Teve grandíssimo amor ao sacerdócio, convicto de que somente mediante a ação de numerosos e santos sacerdotes é possível salvar a humanidade. Empenhou-se fortemente na formação espiritual dos seminaristas que o Arcebispo de Messina confiou a seus cuidados. Com frequência repetia que sem uma sólida formação espiritual, sem oração, «toda fadiga dos bispos e reitores de seminários se reduz geralmente a um cultivo artificial de padres...». Sua caridade, definida sem cálculos e sem limites, manifestou-se com conotações particulares mesmo para com sacerdotes em dificuldade e irmãs de clausura.

Durante sua vida terrena já se manifestava clara e genuína fama de santidade observável em todos os níveis, de tal modo que, - quando a 01 de junho 1927 morria santamente em Messina, confortado pela presença de Nossa Senhora que muito amara ao longo de sua existência, o povo repetia: «vamos ver o santo que dorme». Seus funerais foram uma verdadeira e própria apoteose que os jornais da época registraram com precisão não só com artigos, mas também com fotografias. As autoridades foram solícitas em permitir que fosse sepultado no Templo da Rogação Evangélica, cuja construção ele mesmo quis e que é dedicado exatamente ao divino preceito: «Rogai ao dono da colheita para que mande trabalhadores à sua colheita».

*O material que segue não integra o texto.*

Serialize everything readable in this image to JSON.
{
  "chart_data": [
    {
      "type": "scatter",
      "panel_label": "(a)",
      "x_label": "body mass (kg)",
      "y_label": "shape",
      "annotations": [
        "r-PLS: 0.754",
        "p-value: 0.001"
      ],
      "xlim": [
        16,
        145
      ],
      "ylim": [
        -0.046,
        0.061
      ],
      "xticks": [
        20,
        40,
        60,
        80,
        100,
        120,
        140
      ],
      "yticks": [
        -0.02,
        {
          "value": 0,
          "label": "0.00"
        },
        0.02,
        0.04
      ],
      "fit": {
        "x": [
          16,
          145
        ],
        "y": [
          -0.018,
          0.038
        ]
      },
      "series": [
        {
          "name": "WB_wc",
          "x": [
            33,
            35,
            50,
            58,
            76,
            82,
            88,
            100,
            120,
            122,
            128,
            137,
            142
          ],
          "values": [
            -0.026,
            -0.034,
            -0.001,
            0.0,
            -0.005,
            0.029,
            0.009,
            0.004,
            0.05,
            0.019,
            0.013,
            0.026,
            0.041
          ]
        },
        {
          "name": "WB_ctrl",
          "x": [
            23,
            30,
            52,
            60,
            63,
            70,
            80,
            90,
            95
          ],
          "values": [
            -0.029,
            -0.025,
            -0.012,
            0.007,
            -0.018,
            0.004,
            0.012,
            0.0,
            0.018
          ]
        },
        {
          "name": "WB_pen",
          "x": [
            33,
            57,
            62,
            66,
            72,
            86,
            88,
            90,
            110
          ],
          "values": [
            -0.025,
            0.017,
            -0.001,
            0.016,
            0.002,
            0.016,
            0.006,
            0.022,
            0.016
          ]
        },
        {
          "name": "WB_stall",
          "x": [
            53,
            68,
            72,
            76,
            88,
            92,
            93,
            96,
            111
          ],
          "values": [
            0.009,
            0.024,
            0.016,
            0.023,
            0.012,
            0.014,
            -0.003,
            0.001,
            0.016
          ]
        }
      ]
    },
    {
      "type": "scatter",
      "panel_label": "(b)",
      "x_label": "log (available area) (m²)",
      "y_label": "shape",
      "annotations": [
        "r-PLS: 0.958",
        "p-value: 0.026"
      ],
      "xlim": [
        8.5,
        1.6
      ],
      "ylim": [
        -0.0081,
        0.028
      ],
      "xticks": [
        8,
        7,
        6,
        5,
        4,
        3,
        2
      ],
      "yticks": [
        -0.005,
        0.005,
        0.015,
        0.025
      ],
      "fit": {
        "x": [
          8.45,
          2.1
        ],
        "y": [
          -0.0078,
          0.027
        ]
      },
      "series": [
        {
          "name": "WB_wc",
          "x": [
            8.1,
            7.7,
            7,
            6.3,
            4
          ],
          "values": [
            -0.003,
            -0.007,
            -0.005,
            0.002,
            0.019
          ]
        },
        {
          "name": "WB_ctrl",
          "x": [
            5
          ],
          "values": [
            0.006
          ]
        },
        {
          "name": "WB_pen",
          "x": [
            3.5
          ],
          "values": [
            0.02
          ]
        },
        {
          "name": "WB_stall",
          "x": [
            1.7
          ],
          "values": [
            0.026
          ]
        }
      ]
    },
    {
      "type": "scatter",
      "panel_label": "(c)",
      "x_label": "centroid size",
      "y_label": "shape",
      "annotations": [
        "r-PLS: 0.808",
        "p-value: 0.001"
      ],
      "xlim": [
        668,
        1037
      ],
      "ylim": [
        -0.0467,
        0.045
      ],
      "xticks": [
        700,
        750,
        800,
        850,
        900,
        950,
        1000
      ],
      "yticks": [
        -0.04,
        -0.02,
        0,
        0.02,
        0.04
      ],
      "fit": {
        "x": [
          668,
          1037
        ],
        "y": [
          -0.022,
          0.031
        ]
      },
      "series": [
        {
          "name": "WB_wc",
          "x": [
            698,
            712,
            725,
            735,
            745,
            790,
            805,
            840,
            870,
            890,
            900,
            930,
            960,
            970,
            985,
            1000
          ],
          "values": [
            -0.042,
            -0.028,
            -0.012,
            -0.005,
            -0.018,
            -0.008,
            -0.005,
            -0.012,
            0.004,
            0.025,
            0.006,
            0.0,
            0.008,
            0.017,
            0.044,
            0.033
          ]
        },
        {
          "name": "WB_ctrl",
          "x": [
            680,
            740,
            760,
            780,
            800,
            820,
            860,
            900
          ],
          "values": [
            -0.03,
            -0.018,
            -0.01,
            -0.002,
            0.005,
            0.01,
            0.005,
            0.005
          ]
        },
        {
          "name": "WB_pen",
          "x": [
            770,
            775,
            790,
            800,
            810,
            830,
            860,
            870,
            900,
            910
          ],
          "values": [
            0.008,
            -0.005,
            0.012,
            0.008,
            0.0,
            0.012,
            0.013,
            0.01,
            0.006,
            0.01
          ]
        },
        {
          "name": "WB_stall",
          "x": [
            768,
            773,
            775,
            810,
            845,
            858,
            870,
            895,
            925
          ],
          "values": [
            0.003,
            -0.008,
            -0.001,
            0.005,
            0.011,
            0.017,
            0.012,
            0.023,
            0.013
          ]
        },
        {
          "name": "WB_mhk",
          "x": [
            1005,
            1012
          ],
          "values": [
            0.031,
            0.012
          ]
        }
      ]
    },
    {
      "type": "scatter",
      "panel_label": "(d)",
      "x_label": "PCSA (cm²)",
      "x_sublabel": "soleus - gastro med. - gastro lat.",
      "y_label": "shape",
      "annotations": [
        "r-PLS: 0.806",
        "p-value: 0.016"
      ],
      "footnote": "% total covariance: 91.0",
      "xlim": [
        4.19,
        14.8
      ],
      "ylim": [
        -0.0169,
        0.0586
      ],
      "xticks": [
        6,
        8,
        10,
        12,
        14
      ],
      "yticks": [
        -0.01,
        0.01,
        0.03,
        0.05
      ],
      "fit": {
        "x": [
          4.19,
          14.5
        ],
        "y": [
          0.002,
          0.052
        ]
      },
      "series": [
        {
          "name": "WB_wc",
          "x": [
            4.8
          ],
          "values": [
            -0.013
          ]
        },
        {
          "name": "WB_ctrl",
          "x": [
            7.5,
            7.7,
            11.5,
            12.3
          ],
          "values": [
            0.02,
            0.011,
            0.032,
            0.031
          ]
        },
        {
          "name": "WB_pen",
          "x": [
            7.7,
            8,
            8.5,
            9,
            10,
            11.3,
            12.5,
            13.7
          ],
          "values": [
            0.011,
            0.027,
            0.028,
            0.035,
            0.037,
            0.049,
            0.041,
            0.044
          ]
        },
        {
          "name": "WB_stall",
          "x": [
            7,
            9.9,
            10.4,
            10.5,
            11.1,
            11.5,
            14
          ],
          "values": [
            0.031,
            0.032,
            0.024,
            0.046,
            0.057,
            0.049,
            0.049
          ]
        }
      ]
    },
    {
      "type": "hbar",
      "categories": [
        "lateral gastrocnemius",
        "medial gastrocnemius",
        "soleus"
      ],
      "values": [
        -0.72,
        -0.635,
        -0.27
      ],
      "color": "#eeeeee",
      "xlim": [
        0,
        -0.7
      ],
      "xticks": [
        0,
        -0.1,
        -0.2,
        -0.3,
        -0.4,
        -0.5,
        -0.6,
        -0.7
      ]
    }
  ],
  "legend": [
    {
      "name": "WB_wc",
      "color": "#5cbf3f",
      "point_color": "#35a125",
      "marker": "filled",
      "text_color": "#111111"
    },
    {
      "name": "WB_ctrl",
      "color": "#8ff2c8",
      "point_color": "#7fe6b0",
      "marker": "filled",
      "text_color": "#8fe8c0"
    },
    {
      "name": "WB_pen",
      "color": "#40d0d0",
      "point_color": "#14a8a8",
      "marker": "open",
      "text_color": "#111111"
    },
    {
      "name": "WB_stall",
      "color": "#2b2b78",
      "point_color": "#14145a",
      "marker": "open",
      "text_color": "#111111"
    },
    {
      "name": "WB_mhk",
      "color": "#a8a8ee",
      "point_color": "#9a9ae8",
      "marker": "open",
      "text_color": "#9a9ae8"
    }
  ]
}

O corpo do santo em suas exéquias. 


As Congregações religiosas dos Rogacionistas e das Filhas do Divino Zelo, fundadas por Padre Aníbal, estão presentes nos cinco continentes empenhadas conforme os ideais do Fundador, na difusão da oração pelas vocações através de centros vocacionais e editoras e na gestão de institutos-assistenciais a favor das crianças (Menores abandonados, meninos de rua, órfãos, surdos-mudos), centros nutricionais e de saúde, abrigos para anciãos e Casa para mães solteiras, escolas e centros de formação profissional...

A santidade e missão de Padre Aníbal declarado «insigne apóstolo da oração pelas vocações» são experimentadas hoje profundamente por todos que estão compenetrados das necessidades vocacionais da Igreja.

O Sumo Pontífice São João Paulo II o proclamou Bem-aventurado aos 07 de outubro de 1990 definindo-o «autêntico antecipador e zeloso mestre da moderna pastoral vocacional».O mesmo Papa o canonizou em 2004. 



Santo Aníbal sendo glorificado na eterna luz de Deus. 

Santo Aníbal, fundador das Filhas do Divino Zelo.